Лобачев несколько раз встречал ее, когда заходил, бывало, к Сереге Дугину за какой-нибудь хозяйственной надобностью. Серега его не то чтоб привечал — да и кто кого станет привечать по трезваку? уж Серега точно был не из таковских, — а Лобачев не больно-то навяливал свое общество, но все же почему-то они оказались друг другу симпатичны, и если у Лобачева была возможность помочь Сереге не надрываясь, он это делал. И Серега отвечал тем же. С другой стороны, какие в деревне общие дела? Ну не мог однажды Лобачев запустить новый, с завода, мотоблок — полдня бился, выдувал какие-то опилки из карбюратора, калил свечи, разбирал, собирал… Прикатил к Сереге. Стали вместе ковыряться. Точнее, Лобачев ковыряется, а Серега — с утра под хмельком — стоит, опершись о плетень, курит и нравоучительно бормочет: «Ты не подсасывай, не подсасывай! Не приучай, не приучай!..» Мотоблок не заводился. Подошел слоняющийся дурак Виталий, тоже стал у плетня, сунул палец в рот, восторженно рассматривая чертыхающегося Лобачева. «Что стоишь! — тут же пристал к нему Серега: в Завражье считалось хорошим тоном, увидев слоняющегося дурака, без промедления пристроить его к делу. — Иди вон лучше дрова пили!» Виталий вынул палец изо рта, рассмотрел его, облизнул и обиженно сказал, показывая мокрым пальцем на мотоблок: «А, пили! Вот у тебя дубза, ты и пили!» Серега засмеялся. «Эх ты, инвалид ума! Дубза! Какая же это „Дружба“, когда это мотоблок!» К обитателям инвалидного дома Завражье относилось в целом довольно сухо, а самых надоедливых провожало пинками: пользы от них мало, а жалеть — не нажалеешься: каждый день маячат. А вот Серегу дураки не боялись. Лобачеву иногда казалось, что дураки смутно подозревают в Сереге своего — только немного недоделанного. Проклятый мотоблок в конце концов ожил, затрещал, Виталий испугался, что теперь его все-таки заставят пилить дрова, и ушел, а Серега на радостях предложил выпить. Ну да Лобачев без особого повода себе не позволял, за что тот же Серега относился к нему с насмешливым презрением…

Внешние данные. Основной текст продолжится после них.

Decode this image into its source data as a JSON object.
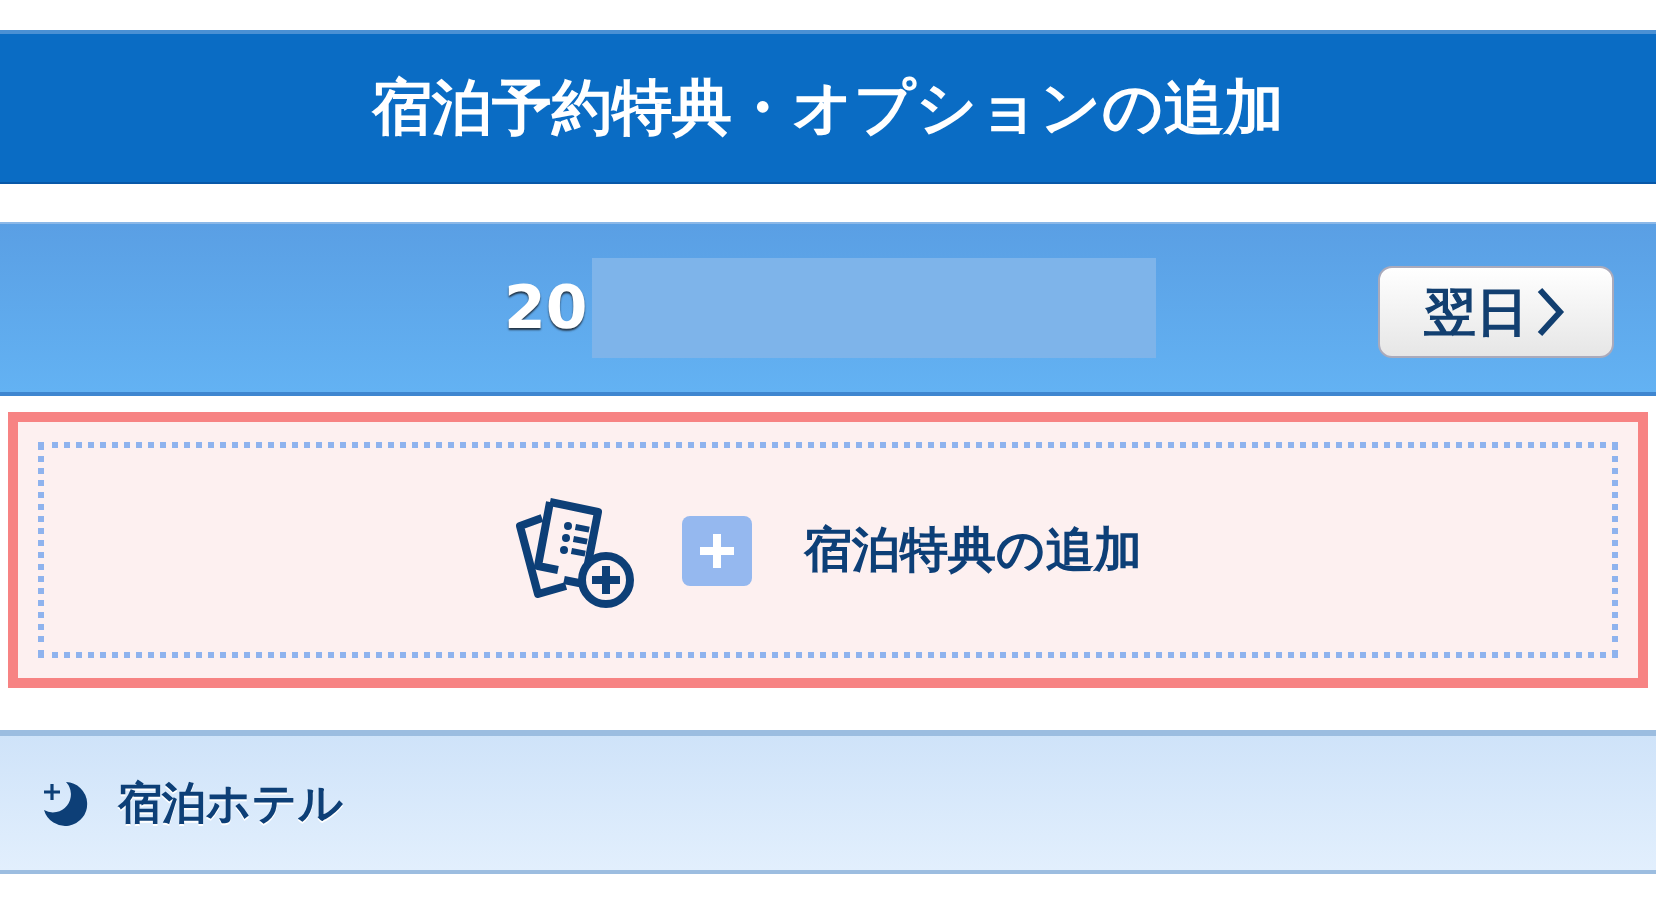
{
  "header": {
    "title": "宿泊予約特典・オプションの追加"
  },
  "date_bar": {
    "date": "20",
    "next_button": "翌日"
  },
  "add_benefit": {
    "label": "宿泊特典の追加"
  },
  "section": {
    "title": "宿泊ホテル"
  }
}
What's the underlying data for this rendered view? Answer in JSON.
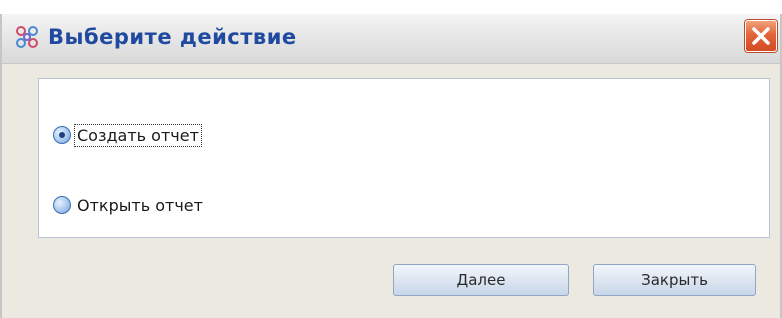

С Веркой Цветковой у Сереги была какая-то странная, не вполне понятная Лобачеву любовь. Сам Лобачев стеснялся смотреть ей в лицо прямо, а когда находил все же случай мазнуть взглядом, всякий раз поражался конфигурации выпуклого веснушчатого лба, над которым Верка заламывала козырек грязной клетчатой фуражки, правильного носа, припухших, будто накусанных губ, розовых щек, завитушек волос над маленькими ушами… Может быть, когда Верка спала, она была совершенно красивой. Открытые желто-зеленые и немного косые глаза ее очень портили — взгляд у Верки был шалый, тусклый, словно она не вполне понимала, на что именно смотрит. Когда Серега, взвинченно матерясь, начинал хватать ее за бока, она изумленно и радостно взвизгивала, а потом хохотала и заламывалась назад, отчего выпячивался живот, и гыкала, и всхрапывала, набирая воздух для нового смеха.

Серега жил вдвоем с парализованной матерью, которая едва ходила по избе с палкой, волоча безжизненную ногу. Ведро из сеней он за ней выносил, а в теплые вечера изредка помогал выбраться на завалинку. Лобачев у Сереги в избе не бывал — как-то все больше у плетня беседовали, — а дурак Верка частенько заглядывала, да и друганы — из Сашкина, из Красновки, даже, кажется, из Пряева — время от времени наезжали, и тогда дым стоял коромыслом. Друганы были такие же, как сам Серега, — непутевые молодые мужики лет по тридцати, тридцати пяти, в разводе или на пороге этого события, на первый взгляд еще довольно справные, а на самом деле уже давно балансирующие между быстрой пьяной смертью и подзаборной, совсем пропащей жизнью.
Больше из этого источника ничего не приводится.